Chronic therapy may also include use of endothelin-1 (ET-1) receptor antagonists. ET-1 acts via two G protein-coupled receptors, ET_A (promotes smooth muscle cells proliferation and vasoconstriction), and ET_B (promotes proliferation and vasoconstriction, but also mediates vasodilation by release of NO and PGI₂ from endothelial cells).^104–107 The most commonly used agent, bosentan, a nonselective antagonist of both ET_A and ET_B receptors, has potent vasodilatory effects.¹⁰⁸ Bosentan has been shown to improve pulmonary hypertension in adults and newborns with persistent PH.^109,110 Selective ET_A receptor blockade with agents such as ambrisentan or sitaxsentan also causes vasodilation with similar effect to nonselective ET-1 receptor antagonists.¹⁰⁴ Further study is needed to evaluate the benefit of these medications for treating PH in infants with BPD.

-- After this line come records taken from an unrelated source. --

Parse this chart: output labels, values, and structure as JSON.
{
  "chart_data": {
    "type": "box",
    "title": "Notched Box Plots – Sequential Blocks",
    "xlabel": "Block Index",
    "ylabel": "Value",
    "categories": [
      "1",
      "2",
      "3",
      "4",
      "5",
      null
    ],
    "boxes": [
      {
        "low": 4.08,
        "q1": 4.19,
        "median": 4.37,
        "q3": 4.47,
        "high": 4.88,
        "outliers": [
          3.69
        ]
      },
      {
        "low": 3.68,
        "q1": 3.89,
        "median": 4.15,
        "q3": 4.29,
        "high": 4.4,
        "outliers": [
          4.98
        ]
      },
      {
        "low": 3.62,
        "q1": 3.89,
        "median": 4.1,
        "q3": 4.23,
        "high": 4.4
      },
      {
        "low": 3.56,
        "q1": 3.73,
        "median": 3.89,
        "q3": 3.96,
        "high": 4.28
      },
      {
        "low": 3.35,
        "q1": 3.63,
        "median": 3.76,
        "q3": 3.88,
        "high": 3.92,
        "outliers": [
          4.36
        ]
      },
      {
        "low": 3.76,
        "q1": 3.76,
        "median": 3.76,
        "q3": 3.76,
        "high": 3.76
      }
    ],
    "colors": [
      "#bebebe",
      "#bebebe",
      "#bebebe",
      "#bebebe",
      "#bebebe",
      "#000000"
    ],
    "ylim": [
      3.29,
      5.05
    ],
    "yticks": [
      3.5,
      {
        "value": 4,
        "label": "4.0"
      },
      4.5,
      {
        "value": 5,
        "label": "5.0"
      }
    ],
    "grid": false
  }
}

The vasodilatory effects of NO are mediated through stimulation of soluble guanylate cyclase (sGC) in the smooth muscle.¹¹¹ Medications such as riociguat and cinaciguat are now being studied that cause vasodilation by direct stimulation or activation of sGC respectively.¹¹² The FDA recently approved riociguat for the treatment of adult pulmonary hypertension.¹¹³ However, these agents may cause dangerous systemic hypotension and have not been studied in infants with BPD.¹¹⁴

Activation of PPARγ by agonists such as rosiglitazone has been shown to treat experimental PH effectively in a number of animal models.^115–117 Rosiglitazone has also been shown to prevent experimental BPD in rodents.^118–120 However, it is an antidiabetic agent and may have off-target effects that have not been studied.¹²¹ Rho-kinase inhibitors such as fasudil improve monocrotaline-induced PH in rats and reduce PVR after ductus arteriosus compression in fetal sheep.^122,123 Clinically, fasudil is a potent vasodilator and may become a therapeutic option for treating PH in the future.¹²⁴ These novel experimental agents have not been studied in infants and are not approved for the treatment of PH in preterm infants. An experienced PH team should be consulted in all severe cases.

Conclusion

In an era of increased survival of the most premature infants, impaired development and function of the pulmonary vasculature play central roles in the pathogenesis of BPD. This results in PVD and secondary PH in many cases. Recent studies have identified many of the mechanisms and factors contributing to impaired pulmonary vascular development in BPD. Although much is known, further study is needed to describe better the intracellular mechanisms and pathophysiologic consequences of PVD and PH in BPD. Universally accepted guidelines for PH screening in this population have not been established. Angiogenic and vascular growth factors have potential to serve as useful biomarkers to identify preterm infants at highest risk of severe disease for targeted therapies before clinical deterioration occurs, but require further study to determine their usefulness. Although the severity of BPD and the presence of PH by current standards are associated with worse outcomes, the relationship of specific echocardiographic findings to clinical outcomes is not entirely clear. In PH secondary to BPD, therapy begins by optimizing gas exchange with the avoidance of intermittent hypoxemia. If PH persists, a number of acute and chronic therapies may help to alleviate symptoms. However, further study is needed to determine the long-term safety and efficacy of these therapies in the clinical setting of BPD.

Acknowledgments

This article was prepared with the support of grant funding from the National Institutes of Health: K12-HL090147-01 (C.D.B.), R01-HL085703 (P.M.M., S.H.A.), R01-HL068702 (S.H.A.), and U01-HL102235 (S.H.A.).

Author Disclosure Statement

No competing financial interests exist.